Bundeskanzler Sebastian Kurz (ÖVP) hat anlässlich der prekären Flüchtlingssituation an der türkisch-griechischen Grenze einen ordentlichen EU-Außengrenzschutz eingefordert. "Eine Situation wie 2015 darf sich keinesfalls wiederholen. Unser Ziel muss es sein, die EU-Außengrenzen ordentlich zu schützen, illegale Migranten dort zu stoppen und nicht weiterzuwinken", so Kurz am Samstag in einer Aussendung.

Österreich sei bereit, die Länder an der Außengrenze mit zusätzlichen Polizisten zu unterstützen, wie auch Innenminister Nehammer (ÖVP) bereits am Freitag betont habe, so Kurz weiter. "Wir stehen in laufendem Kontakt mit unseren Partnern in der EU und entlang der Westbalkanroute. Wenn der Schutz der EU-Außengrenzen nicht gelingen sollte, dann wird Österreich seine Grenzen schützen", so Kurz.

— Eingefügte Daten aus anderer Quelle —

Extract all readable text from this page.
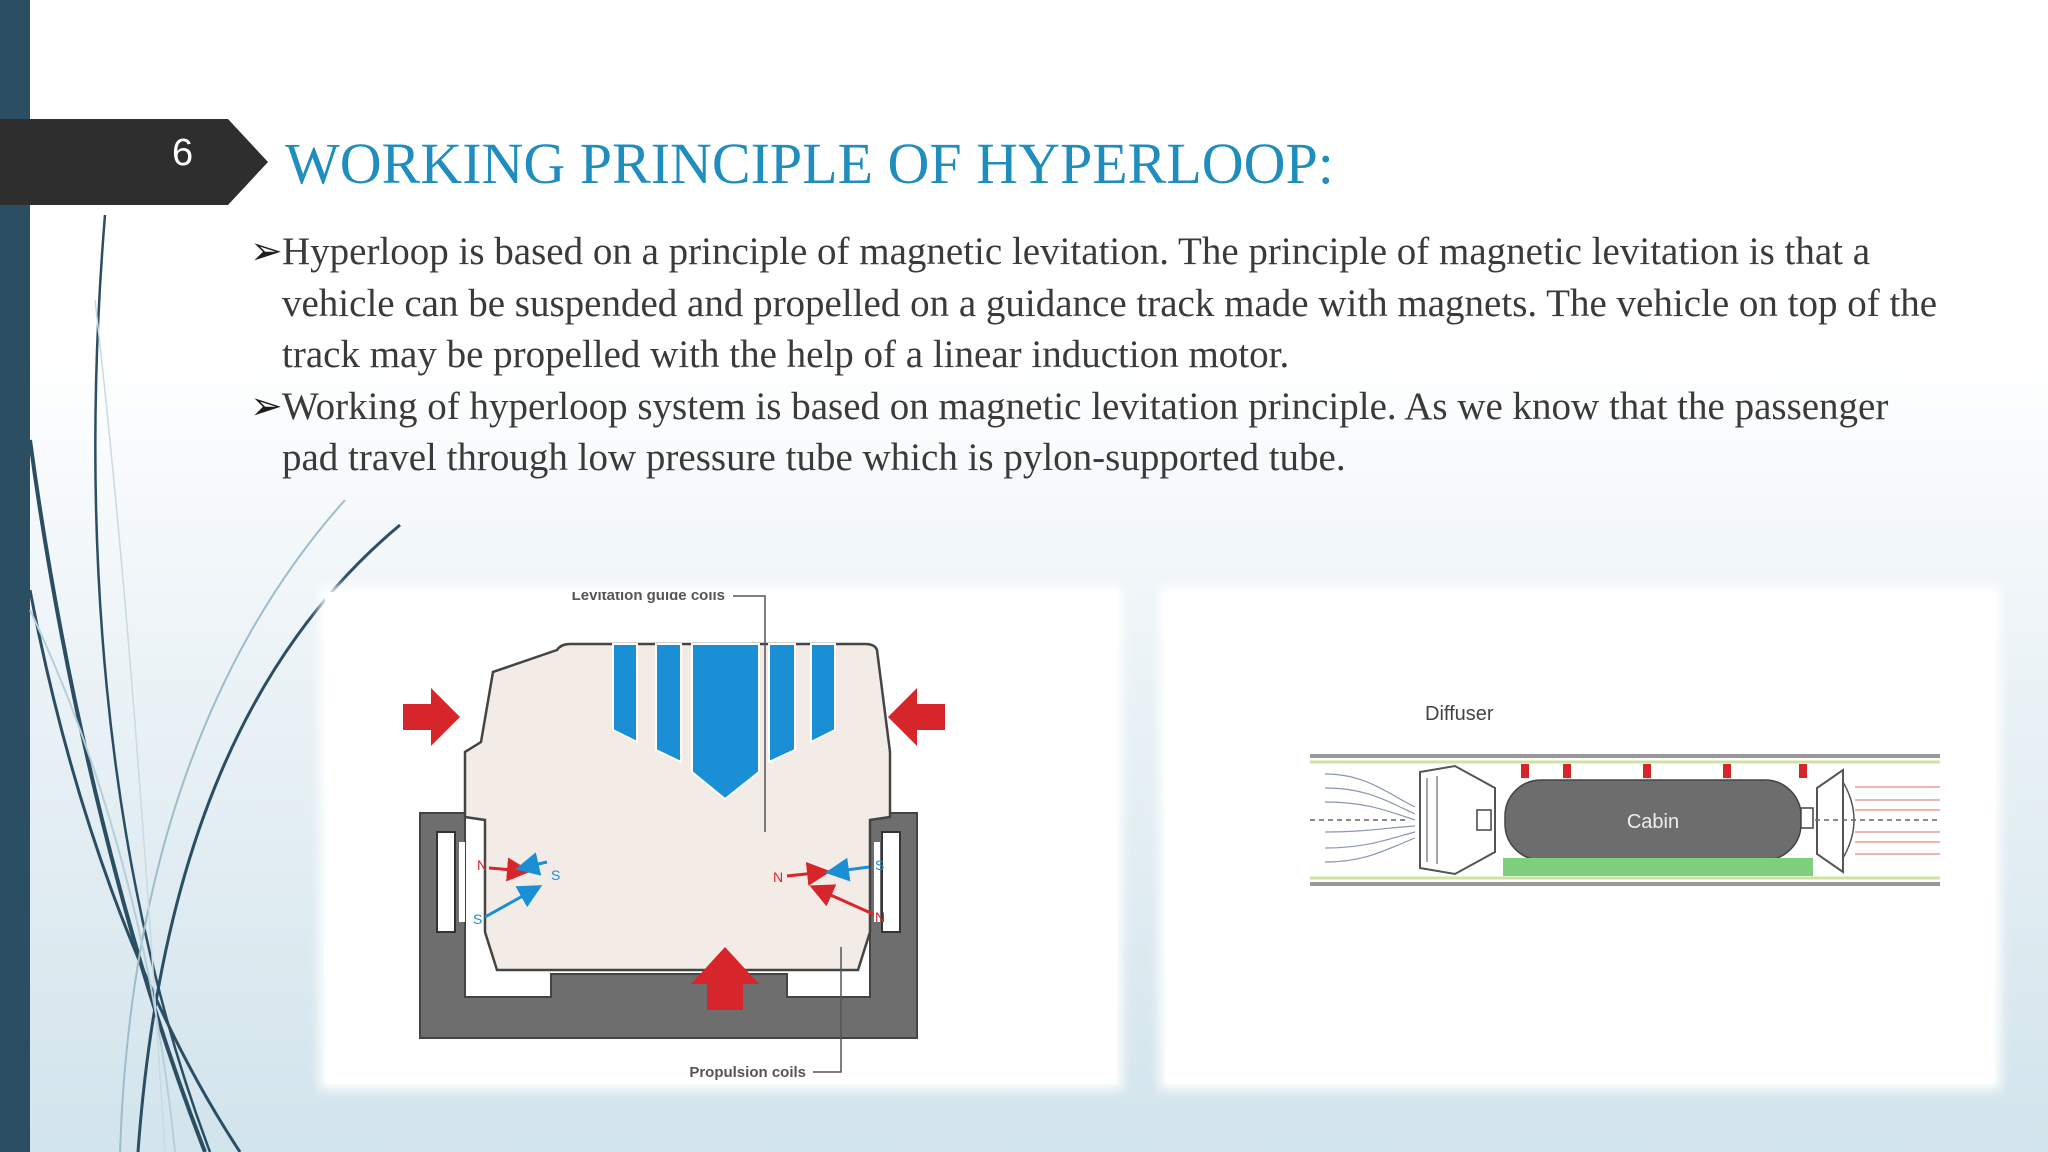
6	WORKING PRINCIPLE OF HYPERLOOP:
➢ Hyperloop is based on a principle of magnetic levitation. The principle of magnetic levitation is that a vehicle can be suspended and propelled on a guidance track made with magnets. The vehicle on top of the track may be propelled with the help of a linear induction motor.
➢ Working of hyperloop system is based on magnetic levitation principle. As we know that the passenger pad travel through low pressure tube which is pylon-supported tube.
N
S
S
S
N
N
Levitation guide coils
Propulsion coils
Cabin
Diffuser
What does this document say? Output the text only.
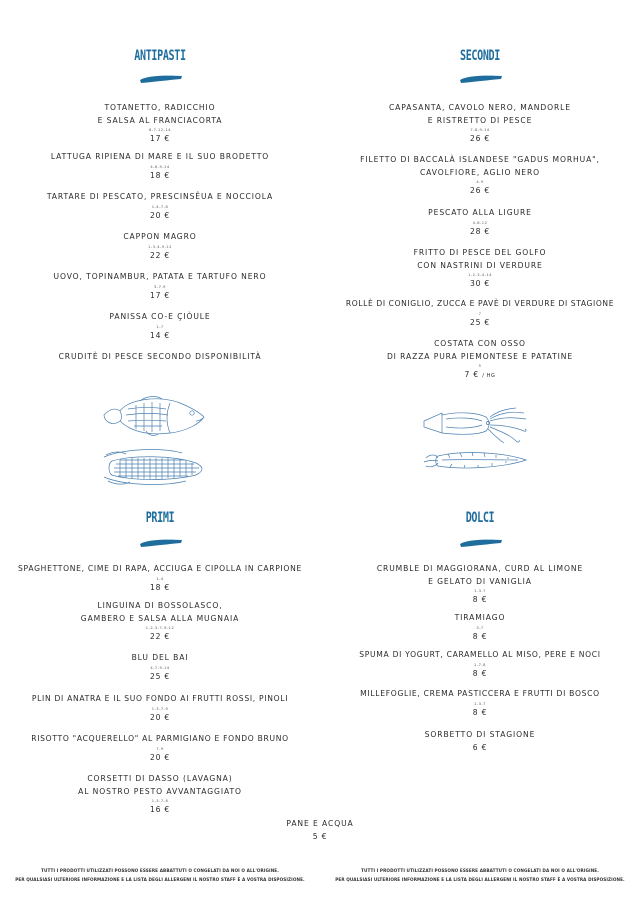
ANTIPASTI
TOTANETTO, RADICCHIO
E SALSA AL FRANCIACORTA
6-7-12-14
17 €
LATTUGA RIPIENA DI MARE E IL SUO BRODETTO
4-6-9-14
18 €
TARTARE DI PESCATO, PRESCINSÊUA E NOCCIOLA
1-4-7-8
20 €
CAPPON MAGRO
1-3-4-9-12
22 €
UOVO, TOPINAMBUR, PATATA E TARTUFO NERO
3-7-9
17 €
PANISSA CO-E ÇIÒULE
1-7
14 €
CRUDITÈ DI PESCE SECONDO DISPONIBILITÀ
SECONDI
CAPASANTA, CAVOLO NERO, MANDORLE
E RISTRETTO DI PESCE
7-8-9-14
26 €
FILETTO DI BACCALÀ ISLANDESE "GADUS MORHUA",
CAVOLFIORE, AGLIO NERO
4-9
26 €
PESCATO ALLA LIGURE
4-8-12
28 €
FRITTO DI PESCE DEL GOLFO
CON NASTRINI DI VERDURE
1-2-3-4-14
30 €
ROLLÈ DI CONIGLIO, ZUCCA E PAVÈ DI VERDURE DI STAGIONE
7
25 €
COSTATA CON OSSO
DI RAZZA PURA PIEMONTESE E PATATINE
5
7 € / HG
PRIMI
SPAGHETTONE, CIME DI RAPA, ACCIUGA E CIPOLLA IN CARPIONE
1-4
18 €
LINGUINA DI BOSSOLASCO,
GAMBERO E SALSA ALLA MUGNAIA
1-2-3-7-9-12
22 €
BLU DEL BAI
4-7-9-14
25 €
PLIN DI ANATRA E IL SUO FONDO AI FRUTTI ROSSI, PINOLI
1-3-7-9
20 €
RISOTTO "ACQUERELLO" AL PARMIGIANO E FONDO BRUNO
7-9
20 €
CORSETTI DI DASSO (LAVAGNA)
AL NOSTRO PESTO AVVANTAGGIATO
1-3-7-8
16 €
DOLCI
CRUMBLE DI MAGGIORANA, CURD AL LIMONE
E GELATO DI VANIGLIA
1-3-7
8 €
TIRAMIAGO
3-7
8 €
SPUMA DI YOGURT, CARAMELLO AL MISO, PERE E NOCI
1-7-8
8 €
MILLEFOGLIE, CREMA PASTICCERA E FRUTTI DI BOSCO
1-3-7
8 €
SORBETTO DI STAGIONE
6 €
PANE E ACQUA
5 €
TUTTI I PRODOTTI UTILIZZATI POSSONO ESSERE ABBATTUTI O CONGELATI DA NOI O ALL'ORIGINE.
PER QUALSIASI ULTERIORE INFORMAZIONE E LA LISTA DEGLI ALLERGENI IL NOSTRO STAFF È A VOSTRA DISPOSIZIONE.
TUTTI I PRODOTTI UTILIZZATI POSSONO ESSERE ABBATTUTI O CONGELATI DA NOI O ALL'ORIGINE.
PER QUALSIASI ULTERIORE INFORMAZIONE E LA LISTA DEGLI ALLERGENI IL NOSTRO STAFF È A VOSTRA DISPOSIZIONE.
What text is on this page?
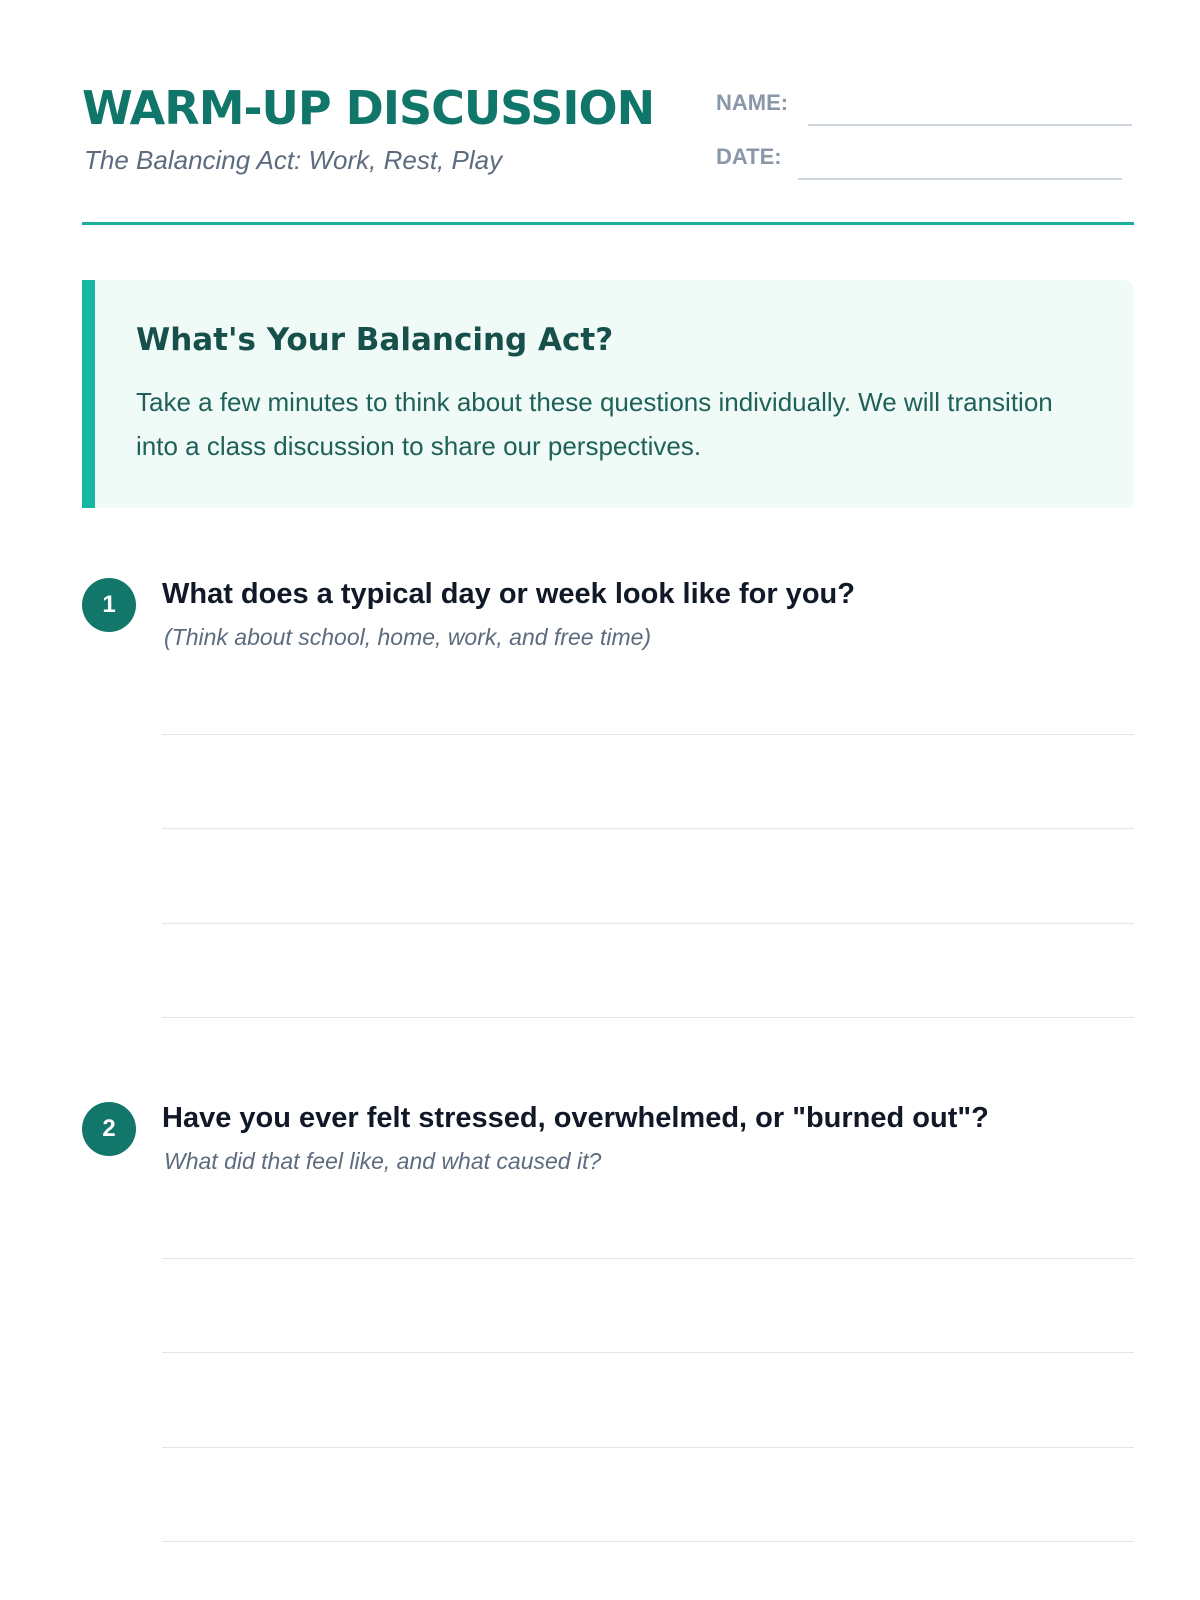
WARM-UP DISCUSSION
The Balancing Act: Work, Rest, Play
NAME:
DATE:
What's Your Balancing Act?

Take a few minutes to think about these questions individually. We will transition into a class discussion to share our perspectives.

1	What does a typical day or week look like for you?
(Think about school, home, work, and free time)
2	Have you ever felt stressed, overwhelmed, or "burned out"?
What did that feel like, and what caused it?
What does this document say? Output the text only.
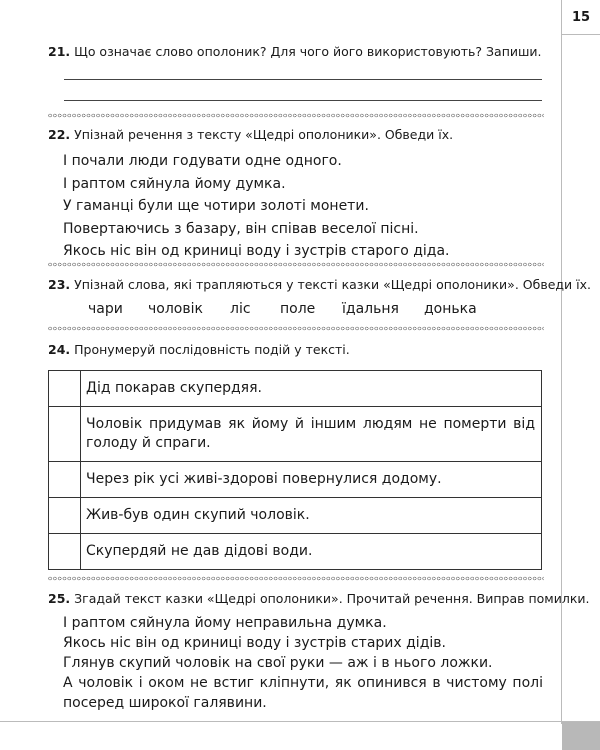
15
21. Що означає слово ополоник? Для чого його використовують? Запиши.
22. Упізнай речення з тексту «Щедрі ополоники». Обведи їх.
І почали люди годувати одне одного.
І раптом сяйнула йому думка.
У гаманці були ще чотири золоті монети.
Повертаючись з базару, він співав веселої пісні.
Якось ніс він од криниці воду і зустрів старого діда.
23. Упізнай слова, які трапляються у тексті казки «Щедрі ополоники». Обведи їх.
чари чоловік ліс поле їдальня донька
24. Пронумеруй послідовність подій у тексті.
	Дід покарав скупердяя.
	Чоловік придумав як йому й іншим людям не померти від голоду й спраги.
	Через рік усі живі-здорові повернулися додому.
	Жив-був один скупий чоловік.
	Скупердяй не дав дідові води.
25. Згадай текст казки «Щедрі ополоники». Прочитай речення. Виправ помилки.
І раптом сяйнула йому неправильна думка.
Якось ніс він од криниці воду і зустрів старих дідів.
Глянув скупий чоловік на свої руки — аж і в нього ложки.
А чоловік і оком не встиг кліпнути, як опинився в чистому полі посеред широкої галявини.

„Die Situation in der Türkei ist eine Bewährung für den europäischen Außengrenzschutz", erklärte Innenminister Karl Nehammer (ÖVP) via Facebook: "Wir bieten den Ländern an der Balkanroute zusätzliche Polizisten zur Unterstützung vor Ort an.“

Erdogans Warnungen an Putin und Assad

Im Bürgerkriegsland Syrien spitzt sich die Lage immer mehr zu, weil Machthaber Bashar al-Assad zusammen mit seinem Verbündeten Russland eine Offensive in der letzten Hochburg der Assad-Gegner in Idlib führt - und die Türkei sich dagegen stemmen will. Türkisches Militär unterstützt in Idlib vor allem islamistische und jihadistische Milizen. Bei Luftangriffen in Idlib wurden am Donnerstag 33 türkische Soldaten getötet, ein weiterer erlag später seinen Verletzungen.

Eine Million Menschen, darunter viele Frauen und Kinder, sind im Raum Idlib auf der Flucht in Richtung der türkischen Grenze. Der Druck auf die Türkei steigt dadurch von Tag zu Tag.

 

Erdogan richtete wegen des Konflikts am Samstag scharfe Warnungen an Russland und Syrien. In einem Telefonat mit Kreml-Chef Wladimir Putin am Freitag sagte er nach eigenen Angaben seinem russischen Kollegen: "'Was macht Ihr dort? Wenn Ihr einen Stützpunkt aufbauen wollt, bitte, aber geht uns aus dem Weg. Lasst uns mit dem (syrischen) Regime allein.'" Syrien drohte Erdogan, dass es den "Preis zahlen" werde für den Tod der türkischen Soldaten.